6. Engage and Harden Your Supply Chain: Initiate conversations with all critical technology suppliers about their quantum-safe roadmaps. Integrate PQC readiness into vendor risk management – include it in security questionnaires and contract renewals. Where key vendors (e.g. certificate authorities, database providers, IoT device makers) lack a plan, consider jointly exploring solutions or at least pressuring them for one. Collaborate with industry groups or forums on setting quantum-safe standards for the supply chain. Remember, your organization could do everything right internally and still be exposed through a third-party service that gets cracked. Don’t let your vendors become your weakest link.
7. Build the “Quantum-Ready” Talent Pipeline: Given the anticipated scramble for experts, start developing your post-quantum talent now. Identify and upskill members of your crypto and security teams in PQC (through training, conferences, or hands-on projects).
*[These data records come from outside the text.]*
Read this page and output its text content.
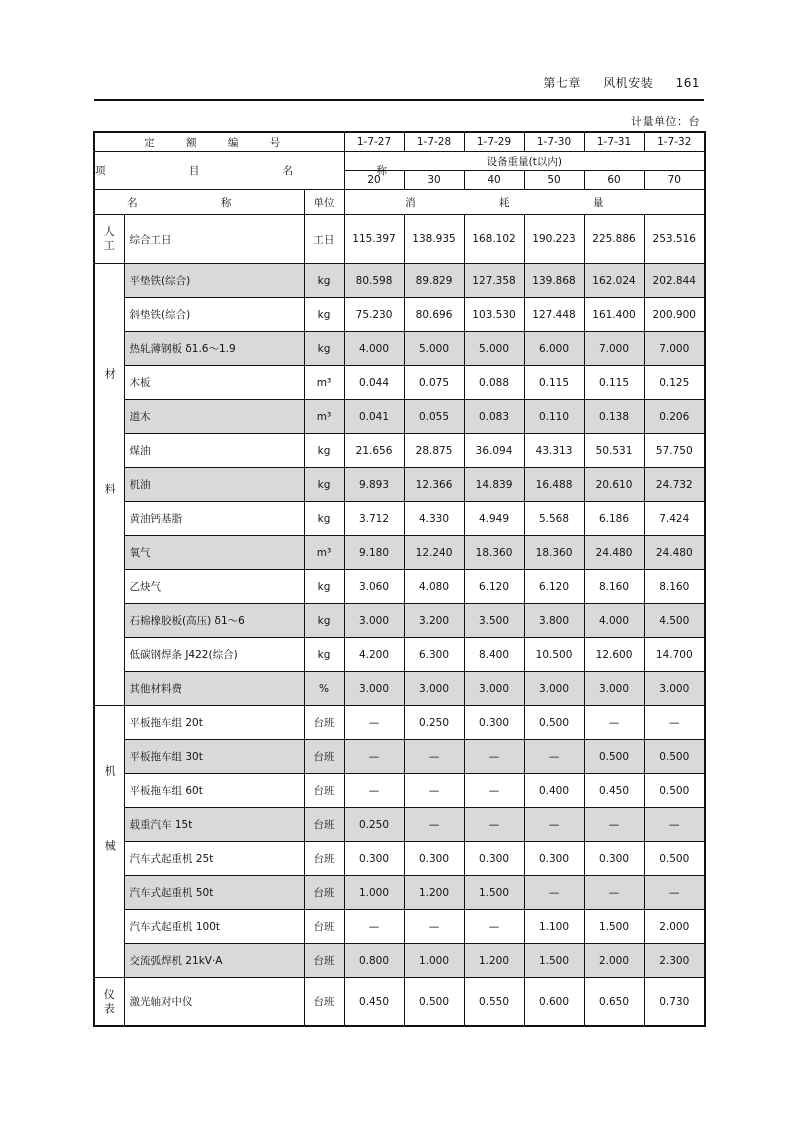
第七章 风机安装 161
计量单位：台
定 额 编 号			1-7-27	1-7-28	1-7-29	1-7-30	1-7-31	1-7-32
项 目 名 称			设备重量(t以内)					
			20	30	40	50	60	70
名 称		单位	消 耗 量					
人工	综合工日	工日	115.397	138.935	168.102	190.223	225.886	253.516
材料	平垫铁(综合)	kg	80.598	89.829	127.358	139.868	162.024	202.844
	斜垫铁(综合)	kg	75.230	80.696	103.530	127.448	161.400	200.900
	热轧薄钢板 δ1.6～1.9	kg	4.000	5.000	5.000	6.000	7.000	7.000
	木板	m³	0.044	0.075	0.088	0.115	0.115	0.125
	道木	m³	0.041	0.055	0.083	0.110	0.138	0.206
	煤油	kg	21.656	28.875	36.094	43.313	50.531	57.750
	机油	kg	9.893	12.366	14.839	16.488	20.610	24.732
	黄油钙基脂	kg	3.712	4.330	4.949	5.568	6.186	7.424
	氧气	m³	9.180	12.240	18.360	18.360	24.480	24.480
	乙炔气	kg	3.060	4.080	6.120	6.120	8.160	8.160
	石棉橡胶板(高压) δ1～6	kg	3.000	3.200	3.500	3.800	4.000	4.500
	低碳钢焊条 J422(综合)	kg	4.200	6.300	8.400	10.500	12.600	14.700
	其他材料费	%	3.000	3.000	3.000	3.000	3.000	3.000
机械	平板拖车组 20t	台班	—	0.250	0.300	0.500	—	—
	平板拖车组 30t	台班	—	—	—	—	0.500	0.500
	平板拖车组 60t	台班	—	—	—	0.400	0.450	0.500
	载重汽车 15t	台班	0.250	—	—	—	—	—
	汽车式起重机 25t	台班	0.300	0.300	0.300	0.300	0.300	0.500
	汽车式起重机 50t	台班	1.000	1.200	1.500	—	—	—
	汽车式起重机 100t	台班	—	—	—	1.100	1.500	2.000
	交流弧焊机 21kV·A	台班	0.800	1.000	1.200	1.500	2.000	2.300
仪表	激光轴对中仪	台班	0.450	0.500	0.550	0.600	0.650	0.730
Recruit advisors or partners with cryptography expertise to guide your strategy. Some leading firms have even created dedicated cryptography or quantum security groups to lead the charge. Whether or not you form a new team, ensure clear ownership of the PQC initiative internally. The goal is to avoid being caught flat-footed when quantum incidents or regulatory deadlines hit – you want people in-house who know how to respond.

Urgency and vigilance underpin all these recommendations.

The bottom line for CISOs: ensuring quantum security is now a core part of your cyber resilience strategy. The organizations that move early – inventorying their cryptography, fortifying systems with crypto-agility, and demanding quantum-safe assurances from vendors – will buy down a massive future risk and even gain a competitive edge (as customers and regulators come to value quantum safety). Those that delay will face a scramble to retrofit security under duress, or worse, suffer breaches of data thought safe. As one section of the Capgemini report was aptly titled, “Time is running out.” The window to prepare for PQC before the quantum storm hits is narrowing.